Lestrade frowned and took a long moment before he continued.

"The pain you are feeling will subside in time. It will, even if you cannot yet bring yourself to believe that."

"What difference does it make, Lestrade? What difference in the slightest? Whatever useless emotion I happen to feel presently or at any other time is a petty point entirely beside the pressing matter at hand. It does not alter the mystery that must be addressed!"

"My friend, how you feel presently is the pressing matter at hand, and it is precisely what must be addressed."

Standing, Lestrade called toward the door.

"Dr Henning? Attend to your patient, please. He needs you."

The physician returned to the room with another bottle of antiseptic and a roll of fresh gauze. He squeezed Holmes' unbroken wrist and, displeased with his findings, filled a syringe. There was apology in his voice when he asked Lestrade to leave.

"There must be complete quiet for him now.
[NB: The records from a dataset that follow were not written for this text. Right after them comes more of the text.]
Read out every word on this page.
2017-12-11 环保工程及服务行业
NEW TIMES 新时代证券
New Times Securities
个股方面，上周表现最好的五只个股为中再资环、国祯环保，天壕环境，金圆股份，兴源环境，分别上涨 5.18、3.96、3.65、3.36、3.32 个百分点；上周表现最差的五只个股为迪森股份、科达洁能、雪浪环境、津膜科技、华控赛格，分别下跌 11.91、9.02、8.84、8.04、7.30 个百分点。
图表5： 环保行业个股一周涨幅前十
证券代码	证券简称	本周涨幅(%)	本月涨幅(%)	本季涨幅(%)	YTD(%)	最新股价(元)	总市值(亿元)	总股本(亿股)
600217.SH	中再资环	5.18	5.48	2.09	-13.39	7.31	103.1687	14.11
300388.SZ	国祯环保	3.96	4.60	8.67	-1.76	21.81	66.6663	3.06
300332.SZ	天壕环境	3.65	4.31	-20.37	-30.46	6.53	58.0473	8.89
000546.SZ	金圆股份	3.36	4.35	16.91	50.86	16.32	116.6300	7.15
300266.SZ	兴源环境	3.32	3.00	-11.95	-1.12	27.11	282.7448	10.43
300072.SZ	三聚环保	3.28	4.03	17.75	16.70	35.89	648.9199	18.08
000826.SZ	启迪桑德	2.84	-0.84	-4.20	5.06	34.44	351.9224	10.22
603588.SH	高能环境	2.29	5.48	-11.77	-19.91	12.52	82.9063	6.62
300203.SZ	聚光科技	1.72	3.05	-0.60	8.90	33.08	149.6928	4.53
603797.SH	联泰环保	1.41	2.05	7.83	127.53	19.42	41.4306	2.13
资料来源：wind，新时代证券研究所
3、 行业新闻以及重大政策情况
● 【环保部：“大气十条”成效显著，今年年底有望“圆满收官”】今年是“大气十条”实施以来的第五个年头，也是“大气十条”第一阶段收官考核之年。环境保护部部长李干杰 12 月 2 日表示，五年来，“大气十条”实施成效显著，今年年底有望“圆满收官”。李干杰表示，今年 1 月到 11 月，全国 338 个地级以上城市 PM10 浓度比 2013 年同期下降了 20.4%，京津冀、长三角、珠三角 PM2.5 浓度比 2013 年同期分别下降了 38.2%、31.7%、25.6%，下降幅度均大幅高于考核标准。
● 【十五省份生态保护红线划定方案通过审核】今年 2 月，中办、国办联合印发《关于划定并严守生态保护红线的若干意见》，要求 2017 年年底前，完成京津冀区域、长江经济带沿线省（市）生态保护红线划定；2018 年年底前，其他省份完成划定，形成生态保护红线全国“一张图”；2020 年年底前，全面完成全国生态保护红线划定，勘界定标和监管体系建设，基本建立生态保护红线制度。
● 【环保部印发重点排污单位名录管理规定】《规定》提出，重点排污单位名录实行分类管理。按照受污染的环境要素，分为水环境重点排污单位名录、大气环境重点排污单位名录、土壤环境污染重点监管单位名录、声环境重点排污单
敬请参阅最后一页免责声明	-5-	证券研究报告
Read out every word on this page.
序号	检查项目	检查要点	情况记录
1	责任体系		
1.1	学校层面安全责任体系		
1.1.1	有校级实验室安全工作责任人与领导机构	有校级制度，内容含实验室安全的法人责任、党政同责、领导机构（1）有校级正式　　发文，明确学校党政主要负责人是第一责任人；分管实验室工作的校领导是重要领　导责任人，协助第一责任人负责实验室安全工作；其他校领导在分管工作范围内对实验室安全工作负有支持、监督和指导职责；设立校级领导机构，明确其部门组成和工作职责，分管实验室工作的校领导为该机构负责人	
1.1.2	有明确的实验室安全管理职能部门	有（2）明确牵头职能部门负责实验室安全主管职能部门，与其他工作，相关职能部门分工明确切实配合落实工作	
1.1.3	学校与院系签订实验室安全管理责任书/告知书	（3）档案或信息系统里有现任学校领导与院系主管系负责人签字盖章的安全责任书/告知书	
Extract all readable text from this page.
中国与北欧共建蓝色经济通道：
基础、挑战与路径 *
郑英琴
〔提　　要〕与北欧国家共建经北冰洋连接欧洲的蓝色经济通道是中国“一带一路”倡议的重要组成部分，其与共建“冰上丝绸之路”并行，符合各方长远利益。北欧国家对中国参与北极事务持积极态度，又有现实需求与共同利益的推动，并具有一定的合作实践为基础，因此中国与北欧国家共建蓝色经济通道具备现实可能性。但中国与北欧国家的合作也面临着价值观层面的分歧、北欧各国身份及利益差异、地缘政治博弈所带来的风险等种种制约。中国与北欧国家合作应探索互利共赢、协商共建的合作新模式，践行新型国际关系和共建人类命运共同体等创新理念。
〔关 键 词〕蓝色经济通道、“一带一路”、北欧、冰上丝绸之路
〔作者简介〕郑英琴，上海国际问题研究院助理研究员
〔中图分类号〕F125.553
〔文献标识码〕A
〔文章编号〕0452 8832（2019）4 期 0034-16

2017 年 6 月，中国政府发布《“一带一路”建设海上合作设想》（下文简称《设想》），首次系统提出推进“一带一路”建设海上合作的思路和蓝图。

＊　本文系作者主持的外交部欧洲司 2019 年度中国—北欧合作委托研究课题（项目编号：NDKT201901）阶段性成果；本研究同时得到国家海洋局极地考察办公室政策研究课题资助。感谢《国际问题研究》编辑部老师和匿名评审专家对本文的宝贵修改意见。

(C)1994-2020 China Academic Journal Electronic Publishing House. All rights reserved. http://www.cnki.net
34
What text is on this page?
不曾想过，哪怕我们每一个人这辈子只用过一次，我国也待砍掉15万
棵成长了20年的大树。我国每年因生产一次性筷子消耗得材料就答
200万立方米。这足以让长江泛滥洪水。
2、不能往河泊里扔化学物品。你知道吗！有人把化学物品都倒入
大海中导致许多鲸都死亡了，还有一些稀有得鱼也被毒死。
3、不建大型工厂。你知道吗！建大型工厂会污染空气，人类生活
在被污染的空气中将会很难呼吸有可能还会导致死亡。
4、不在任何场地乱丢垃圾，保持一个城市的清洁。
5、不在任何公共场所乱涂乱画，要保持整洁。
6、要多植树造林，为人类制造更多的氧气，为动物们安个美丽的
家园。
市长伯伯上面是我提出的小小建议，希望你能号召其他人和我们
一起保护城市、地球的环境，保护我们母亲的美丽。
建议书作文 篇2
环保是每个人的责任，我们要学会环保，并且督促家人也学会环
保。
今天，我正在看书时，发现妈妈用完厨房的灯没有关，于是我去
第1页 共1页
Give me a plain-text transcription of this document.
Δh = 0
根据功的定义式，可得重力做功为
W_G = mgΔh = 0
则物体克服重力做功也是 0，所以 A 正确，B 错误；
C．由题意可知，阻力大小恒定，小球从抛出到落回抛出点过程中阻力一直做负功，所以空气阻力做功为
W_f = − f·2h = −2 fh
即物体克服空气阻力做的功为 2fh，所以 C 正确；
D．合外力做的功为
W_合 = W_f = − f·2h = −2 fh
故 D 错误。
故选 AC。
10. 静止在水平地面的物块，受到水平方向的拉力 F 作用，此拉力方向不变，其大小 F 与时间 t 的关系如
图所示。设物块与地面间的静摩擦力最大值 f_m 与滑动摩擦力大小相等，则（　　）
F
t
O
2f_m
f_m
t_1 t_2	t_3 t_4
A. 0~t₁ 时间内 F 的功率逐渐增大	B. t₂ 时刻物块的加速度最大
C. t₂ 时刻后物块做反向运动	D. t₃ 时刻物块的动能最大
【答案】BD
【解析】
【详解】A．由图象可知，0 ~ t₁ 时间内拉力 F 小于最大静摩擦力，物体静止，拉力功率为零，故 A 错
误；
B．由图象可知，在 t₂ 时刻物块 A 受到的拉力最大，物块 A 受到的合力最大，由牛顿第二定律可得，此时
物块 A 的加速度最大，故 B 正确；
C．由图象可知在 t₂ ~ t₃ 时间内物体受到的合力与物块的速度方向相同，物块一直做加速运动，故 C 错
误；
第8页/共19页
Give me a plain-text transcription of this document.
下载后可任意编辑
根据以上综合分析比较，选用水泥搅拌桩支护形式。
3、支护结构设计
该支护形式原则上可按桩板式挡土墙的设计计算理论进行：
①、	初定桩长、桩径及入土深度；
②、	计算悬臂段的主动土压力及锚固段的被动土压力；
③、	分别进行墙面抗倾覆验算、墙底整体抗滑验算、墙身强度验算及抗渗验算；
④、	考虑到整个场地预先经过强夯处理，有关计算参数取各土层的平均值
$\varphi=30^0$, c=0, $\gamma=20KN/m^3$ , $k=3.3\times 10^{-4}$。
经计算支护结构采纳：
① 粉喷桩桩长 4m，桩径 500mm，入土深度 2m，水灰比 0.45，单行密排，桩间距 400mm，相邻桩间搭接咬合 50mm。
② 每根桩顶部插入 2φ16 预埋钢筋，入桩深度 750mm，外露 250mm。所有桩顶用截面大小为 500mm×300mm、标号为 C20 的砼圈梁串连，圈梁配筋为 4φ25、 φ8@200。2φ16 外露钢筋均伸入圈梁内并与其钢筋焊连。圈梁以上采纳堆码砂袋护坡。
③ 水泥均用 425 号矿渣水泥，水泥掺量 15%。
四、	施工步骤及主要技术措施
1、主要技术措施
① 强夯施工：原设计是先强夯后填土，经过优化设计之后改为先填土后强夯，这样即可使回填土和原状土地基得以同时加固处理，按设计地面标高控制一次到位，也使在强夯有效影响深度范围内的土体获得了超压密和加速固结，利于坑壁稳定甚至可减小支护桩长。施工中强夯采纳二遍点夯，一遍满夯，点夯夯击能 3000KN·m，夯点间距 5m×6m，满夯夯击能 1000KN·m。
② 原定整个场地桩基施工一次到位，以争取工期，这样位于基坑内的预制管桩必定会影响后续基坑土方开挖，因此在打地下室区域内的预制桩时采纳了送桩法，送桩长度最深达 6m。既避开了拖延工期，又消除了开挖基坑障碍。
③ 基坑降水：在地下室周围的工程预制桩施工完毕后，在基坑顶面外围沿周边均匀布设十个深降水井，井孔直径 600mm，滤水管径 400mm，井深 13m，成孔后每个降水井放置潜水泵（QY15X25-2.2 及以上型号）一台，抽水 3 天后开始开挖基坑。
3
I'll have to insist."

The inspector bowed his head quickly as acknowledgement and thanks.

"Mr Holmes, do rest well, sir. We will speak again soon, when you are stronger."

"I am strong enough now, Lestrade. It is only that I am making observations you are too timid and narrow-minded to confront!" Holmes shouted, but the stinging injection into the crook of his elbow made the first part of that statement instantly untrue.

The vehemence sustaining him fell out all at once with a heavy breath the instant the morphine hit his bloodstream. The physical pain eased, but never in Holmes' life had he felt as weak and powerless. It took a moment for him to even muster the energy to lift his eyes again, and by the time he did, Inspector Lestrade was gone. The physician pulled the curtains shut and departed too, leaving a weighted, voiceless darkness that closed in behind him. The room felt utterly empty, lacking now even light itself.

And, of course, the one man who was always so gifted at conducting it.

Tossing his bandaged head on a stranger's pillow, Holmes struggled to keep his dimming focus set on the elusive, provocative puzzle of again evaporating away in his drugged thoughts rather than the lead-heavy fact of alone crushing his chest and making it difficult to breathe. His heart physically ached inside his body. He had always believed that was a metaphor.

Sleep, when it arrived, was a welcomed abductor.